1ER OCTOBRE - RÉCIT France

Qui connaît Rosalie Scibor-Rylska, née à Cracovie en 1871 et morte à Vézelay en 1951 ? Dans la série des grandes muses de l'ombre, Thérèse Mourlevat a choisi d'honorer la mémoire de cette femme exceptionnelle, au parcours incroyablement romanesque, qui a vécu une passion tragique avec l'écrivain et diplomate Paul Claudel.
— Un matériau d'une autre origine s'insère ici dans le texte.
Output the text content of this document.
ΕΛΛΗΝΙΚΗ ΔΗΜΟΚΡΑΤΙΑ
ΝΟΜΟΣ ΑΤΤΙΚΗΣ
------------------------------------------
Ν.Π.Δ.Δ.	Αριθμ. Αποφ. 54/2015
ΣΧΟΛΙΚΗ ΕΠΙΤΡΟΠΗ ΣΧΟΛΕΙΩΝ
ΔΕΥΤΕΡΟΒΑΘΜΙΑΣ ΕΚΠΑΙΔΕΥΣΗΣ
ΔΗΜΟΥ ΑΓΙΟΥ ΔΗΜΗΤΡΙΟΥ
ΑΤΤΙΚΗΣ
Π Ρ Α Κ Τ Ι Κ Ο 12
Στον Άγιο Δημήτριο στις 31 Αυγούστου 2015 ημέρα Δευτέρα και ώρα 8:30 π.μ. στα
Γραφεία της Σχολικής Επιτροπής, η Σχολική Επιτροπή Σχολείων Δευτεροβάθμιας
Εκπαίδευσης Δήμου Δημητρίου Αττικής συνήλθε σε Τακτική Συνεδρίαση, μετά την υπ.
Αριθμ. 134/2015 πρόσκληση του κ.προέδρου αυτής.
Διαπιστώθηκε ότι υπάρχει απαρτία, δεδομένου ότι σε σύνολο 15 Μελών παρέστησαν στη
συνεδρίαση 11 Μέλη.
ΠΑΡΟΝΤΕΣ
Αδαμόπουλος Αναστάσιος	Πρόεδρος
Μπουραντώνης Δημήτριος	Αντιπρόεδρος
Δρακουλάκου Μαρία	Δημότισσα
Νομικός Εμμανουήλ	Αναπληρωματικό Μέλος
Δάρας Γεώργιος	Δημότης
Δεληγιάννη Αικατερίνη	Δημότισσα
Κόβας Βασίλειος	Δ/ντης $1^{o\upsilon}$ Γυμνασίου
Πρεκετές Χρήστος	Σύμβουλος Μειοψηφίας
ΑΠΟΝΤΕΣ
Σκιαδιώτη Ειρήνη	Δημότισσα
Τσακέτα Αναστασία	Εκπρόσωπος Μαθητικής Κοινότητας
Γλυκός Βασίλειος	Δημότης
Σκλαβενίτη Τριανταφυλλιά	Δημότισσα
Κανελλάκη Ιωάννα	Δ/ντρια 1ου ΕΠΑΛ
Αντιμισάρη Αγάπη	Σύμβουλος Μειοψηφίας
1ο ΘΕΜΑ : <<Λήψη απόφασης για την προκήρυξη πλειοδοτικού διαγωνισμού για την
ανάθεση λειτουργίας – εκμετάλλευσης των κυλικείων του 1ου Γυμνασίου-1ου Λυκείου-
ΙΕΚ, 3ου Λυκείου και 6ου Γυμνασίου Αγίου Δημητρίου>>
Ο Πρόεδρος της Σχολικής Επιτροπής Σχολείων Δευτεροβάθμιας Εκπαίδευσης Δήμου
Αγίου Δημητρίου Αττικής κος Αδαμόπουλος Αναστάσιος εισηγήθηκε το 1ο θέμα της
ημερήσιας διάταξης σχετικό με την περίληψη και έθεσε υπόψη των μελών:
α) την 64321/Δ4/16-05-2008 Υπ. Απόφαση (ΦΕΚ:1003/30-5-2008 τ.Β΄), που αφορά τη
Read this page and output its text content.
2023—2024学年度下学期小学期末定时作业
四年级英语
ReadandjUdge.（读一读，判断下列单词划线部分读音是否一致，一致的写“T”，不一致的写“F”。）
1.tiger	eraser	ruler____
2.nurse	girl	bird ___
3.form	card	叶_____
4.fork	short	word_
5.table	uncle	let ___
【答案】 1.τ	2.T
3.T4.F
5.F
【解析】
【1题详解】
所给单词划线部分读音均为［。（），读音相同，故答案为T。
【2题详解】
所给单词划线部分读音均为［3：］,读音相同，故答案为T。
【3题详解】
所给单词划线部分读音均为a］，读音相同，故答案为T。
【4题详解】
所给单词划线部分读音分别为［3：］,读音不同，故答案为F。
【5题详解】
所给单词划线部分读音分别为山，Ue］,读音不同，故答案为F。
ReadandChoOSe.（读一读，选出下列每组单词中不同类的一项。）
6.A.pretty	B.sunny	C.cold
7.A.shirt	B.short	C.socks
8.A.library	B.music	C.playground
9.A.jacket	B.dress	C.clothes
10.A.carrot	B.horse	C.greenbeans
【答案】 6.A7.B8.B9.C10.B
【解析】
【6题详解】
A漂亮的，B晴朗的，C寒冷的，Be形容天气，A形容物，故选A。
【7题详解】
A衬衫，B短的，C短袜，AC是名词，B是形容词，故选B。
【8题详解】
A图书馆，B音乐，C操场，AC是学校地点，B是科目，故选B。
Dans cette édition augmentée d'une biographie parue il y a dix ans chez Pygmalion et épuisée, l'auteure, claudélienne, reconstitue la vie de Rosalie à partir des documents mis à sa disposition par la fille illégitime du couple, Louise Vetch, dont elle a été l'amie jusqu'à sa mort en 1996 et qui l'a désignée comme exécutrice testamentaire pour la correspondance, les papiers de famille et les photographies. "Ce que je tais relève de ce que je ne peux pas prouver. Je n'ai pas romancé la vie de Rosie, même si la vérité peut paraître extravagante », précise-t-elle. De fait, la trajectoire de cette jeune Polonaise magnétique a tout du grand destin romantique : son enfance privilégiée à Bayonne, son séjour de jeune mariée à La Réunion dans sa belle-famille, jusqu'à la rencontre avec Paul Claudel sur le paquebot qui conduit Rosalie en Chine où elle doit rejoindre son mari, Francis Vetch, le père de ses quatre fils, tandis qu'à 32 ans l'écrivain français, qui n'a pu entrer dans les ordres comme il le désirait, s'apprête à prendre un poste de consul à Foutchéou. Plus tard, ce sera le scandale d'une relation adultère interdite pourtant vécue au grand jour dans la résidence de fonction de Paul Claudel, la fuite de Rosalie enceinte, la naissance de leur fille, Louise, qui n'apprendra qu'à 28 ans l'identité de son père biologique, les retrouvailles des années plus tard des deux amants...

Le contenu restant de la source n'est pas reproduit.